Education. Wine education, that is. Wine producers and wine lovers seem to have a divine inspiration to educate the great vinous unwashed on the ins and outs of malolactic fermentation, cold soaking and methoxypyrazines at every turn. The rationale seems to be that because someone happens to enjoy drinking wine, they want to know every detail of how it is made. Education is claimed to demystify wine and make the product and the subject more approachable.
Consumers are faced with a seemingly impenetrable wall of wine in most retailers and supermarkets. It seems a fair enough assumption that by providing information to a prospective wine buyer they are empowered in their decision making.
Fair enough. But there is a line and many wine lovers, armed with a little information, tend to regularly cross it. I have been guilty of it many times, as my wife likes to remind me.
The push to inform people about the minute details involved in wine is often the thing that alienates them even more. It can create the impression that if you want to ‘get’ wine you need to be interested in all of that and have an understanding of it.
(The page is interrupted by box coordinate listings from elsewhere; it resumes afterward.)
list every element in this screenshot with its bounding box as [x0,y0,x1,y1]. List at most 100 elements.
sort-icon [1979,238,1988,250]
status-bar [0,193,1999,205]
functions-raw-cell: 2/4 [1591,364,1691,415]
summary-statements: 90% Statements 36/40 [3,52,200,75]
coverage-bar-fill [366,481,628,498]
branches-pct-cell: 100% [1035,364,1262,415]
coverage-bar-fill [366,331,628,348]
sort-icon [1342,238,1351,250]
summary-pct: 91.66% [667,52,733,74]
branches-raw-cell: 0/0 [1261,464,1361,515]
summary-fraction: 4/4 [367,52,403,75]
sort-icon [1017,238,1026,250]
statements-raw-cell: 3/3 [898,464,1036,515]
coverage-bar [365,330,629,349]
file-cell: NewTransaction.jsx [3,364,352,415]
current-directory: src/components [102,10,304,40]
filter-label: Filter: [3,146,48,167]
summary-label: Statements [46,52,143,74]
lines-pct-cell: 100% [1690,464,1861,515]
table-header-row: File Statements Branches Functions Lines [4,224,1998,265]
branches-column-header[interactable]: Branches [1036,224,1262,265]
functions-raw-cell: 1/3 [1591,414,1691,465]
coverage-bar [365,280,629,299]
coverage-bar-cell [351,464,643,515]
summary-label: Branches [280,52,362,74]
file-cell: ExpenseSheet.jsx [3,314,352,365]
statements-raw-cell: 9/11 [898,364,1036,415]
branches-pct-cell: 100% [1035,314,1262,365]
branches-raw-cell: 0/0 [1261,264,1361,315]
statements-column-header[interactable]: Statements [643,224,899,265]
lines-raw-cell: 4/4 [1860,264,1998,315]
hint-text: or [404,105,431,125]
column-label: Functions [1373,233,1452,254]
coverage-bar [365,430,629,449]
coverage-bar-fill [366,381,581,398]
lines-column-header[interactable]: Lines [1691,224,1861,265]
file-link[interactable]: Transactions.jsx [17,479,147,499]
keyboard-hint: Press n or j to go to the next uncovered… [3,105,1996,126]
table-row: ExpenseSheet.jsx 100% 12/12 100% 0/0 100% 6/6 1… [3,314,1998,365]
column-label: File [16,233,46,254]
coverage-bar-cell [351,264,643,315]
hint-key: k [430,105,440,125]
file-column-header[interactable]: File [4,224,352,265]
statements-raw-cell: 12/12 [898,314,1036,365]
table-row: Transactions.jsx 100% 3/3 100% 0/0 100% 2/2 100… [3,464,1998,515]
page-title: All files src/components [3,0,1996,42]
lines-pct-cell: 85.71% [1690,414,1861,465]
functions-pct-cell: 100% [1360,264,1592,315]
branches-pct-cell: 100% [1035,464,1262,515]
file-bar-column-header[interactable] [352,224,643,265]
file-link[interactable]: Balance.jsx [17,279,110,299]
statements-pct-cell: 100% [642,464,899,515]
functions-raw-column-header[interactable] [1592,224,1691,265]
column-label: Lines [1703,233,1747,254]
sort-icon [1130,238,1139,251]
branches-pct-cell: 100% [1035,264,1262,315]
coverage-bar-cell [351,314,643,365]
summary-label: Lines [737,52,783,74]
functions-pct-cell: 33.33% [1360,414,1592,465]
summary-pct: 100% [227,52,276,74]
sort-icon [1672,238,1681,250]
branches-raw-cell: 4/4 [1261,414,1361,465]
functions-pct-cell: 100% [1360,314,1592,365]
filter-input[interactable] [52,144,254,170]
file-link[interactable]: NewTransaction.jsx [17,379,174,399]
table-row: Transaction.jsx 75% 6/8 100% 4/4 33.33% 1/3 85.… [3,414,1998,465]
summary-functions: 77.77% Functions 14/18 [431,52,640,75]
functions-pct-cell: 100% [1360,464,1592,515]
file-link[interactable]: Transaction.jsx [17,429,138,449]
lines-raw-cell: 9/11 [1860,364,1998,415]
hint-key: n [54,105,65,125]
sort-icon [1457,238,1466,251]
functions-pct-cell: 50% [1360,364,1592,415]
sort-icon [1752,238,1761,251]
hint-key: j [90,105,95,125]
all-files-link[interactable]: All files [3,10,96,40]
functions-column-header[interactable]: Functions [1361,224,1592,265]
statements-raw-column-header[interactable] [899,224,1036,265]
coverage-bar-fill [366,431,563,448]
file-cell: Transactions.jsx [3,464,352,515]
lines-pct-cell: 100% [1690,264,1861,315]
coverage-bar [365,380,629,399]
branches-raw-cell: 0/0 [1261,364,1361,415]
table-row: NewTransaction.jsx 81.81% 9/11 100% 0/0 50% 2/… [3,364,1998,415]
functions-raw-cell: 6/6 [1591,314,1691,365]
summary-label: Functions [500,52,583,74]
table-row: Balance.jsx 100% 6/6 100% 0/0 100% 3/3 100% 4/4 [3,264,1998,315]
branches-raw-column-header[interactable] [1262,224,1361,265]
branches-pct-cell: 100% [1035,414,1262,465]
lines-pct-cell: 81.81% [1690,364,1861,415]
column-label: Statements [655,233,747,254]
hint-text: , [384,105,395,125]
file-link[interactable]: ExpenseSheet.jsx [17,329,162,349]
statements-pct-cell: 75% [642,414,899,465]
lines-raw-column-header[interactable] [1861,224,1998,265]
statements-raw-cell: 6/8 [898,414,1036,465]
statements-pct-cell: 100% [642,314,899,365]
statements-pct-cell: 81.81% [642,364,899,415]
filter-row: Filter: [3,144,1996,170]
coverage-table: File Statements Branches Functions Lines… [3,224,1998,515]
It is important to recognise that if someone is a ‘casual’ wine drinker that doesn’t necessarily imply that they drink fewer bottles or less expensive wine than a more ‘serious’ wine drinker. Does everyone who drives a top end car understand the inner workings of the engine? I think not.
Most people are just interested in a bit of basic advice and some recommendations, because quite frankly, they don’t want to spend most of their dinner talking about wine. They would rather be drinking it and I can’t argue with that.